Bosnian Serb director, acting professor and theatre expert

Ognjenka Milićević Lukač (Огњенка Милићевић; 26 December 1927 – 23 January 2008) was a Bosnian Serb director, acting professor, and theatre expert.

== Background ==
She was the daughter of the prominent publicist and professor Nika Milićević (1897–1980). She translated dozens of works from Russian to Serbian language. She is the author of numerous essays, studies, and avocations from theatrics, acting, and directing. She was the author and the main editor of the monographs of the Ljiljana Krstić and Petar Kralj, regarding Dobričin prsten award laureate. She was a member of the managing council of the Atelje 212 Theatre, and later Yugoslav Drama Theatre.
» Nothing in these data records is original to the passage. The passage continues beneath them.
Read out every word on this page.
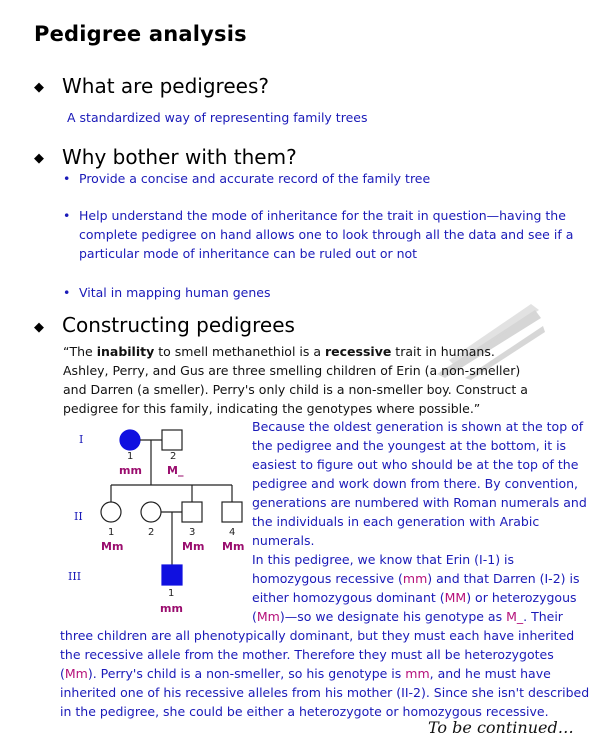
Pedigree analysis
◆ What are pedigrees?
A standardized way of representing family trees
◆ Why bother with them?
• Provide a concise and accurate record of the family tree
• Help understand the mode of inheritance for the trait in question—having the complete pedigree on hand allows one to look through all the data and see if a particular mode of inheritance can be ruled out or not
• Vital in mapping human genes
◆ Constructing pedigrees
“The inability to smell methanethiol is a recessive trait in humans. Ashley, Perry, and Gus are three smelling children of Erin (a non-smeller) and Darren (a smeller). Perry's only child is a non-smeller boy. Construct a pedigree for this family, indicating the genotypes where possible.”
I
II
III
1	2
1	2	3	4
1
mm M_
Mm	Mm Mm
mm
Because the oldest generation is shown at the top of the pedigree and the youngest at the bottom, it is easiest to figure out who should be at the top of the pedigree and work down from there. By convention, generations are numbered with Roman numerals and the individuals in each generation with Arabic numerals.
In this pedigree, we know that Erin (I-1) is homozygous recessive (mm) and that Darren (I-2) is either homozygous dominant (MM) or heterozygous (Mm)—so we designate his genotype as M_. Their three children are all phenotypically dominant, but they must each have inherited the recessive allele from the mother. Therefore they must all be heterozygotes (Mm). Perry's child is a non-smeller, so his genotype is mm, and he must have inherited one of his recessive alleles from his mother (II-2). Since she isn't described in the pedigree, she could be either a heterozygote or homozygous recessive.
To be continued…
Founder and supervisor of the drama studio in the National Theater in Sarajevo, founder of Festival of monodrama and mime in Belgrade, and teacher of the Acting and History of the theater in the Faculty of the Dramatic Arts in Belgrade.

== Career ==
Milićević studied at the Saint Petersburg State Theatre Arts Academy and the Faculty of Drama Arts in Belgrade, where she graduated in 1952. She worked as a director at the National Theater in Sarajevo (1948–1950), and at the National Theatre in Belgrade (1950–1959).
Some of her famous students include Milenko Zablaćanski, Predrag Miletić, etc.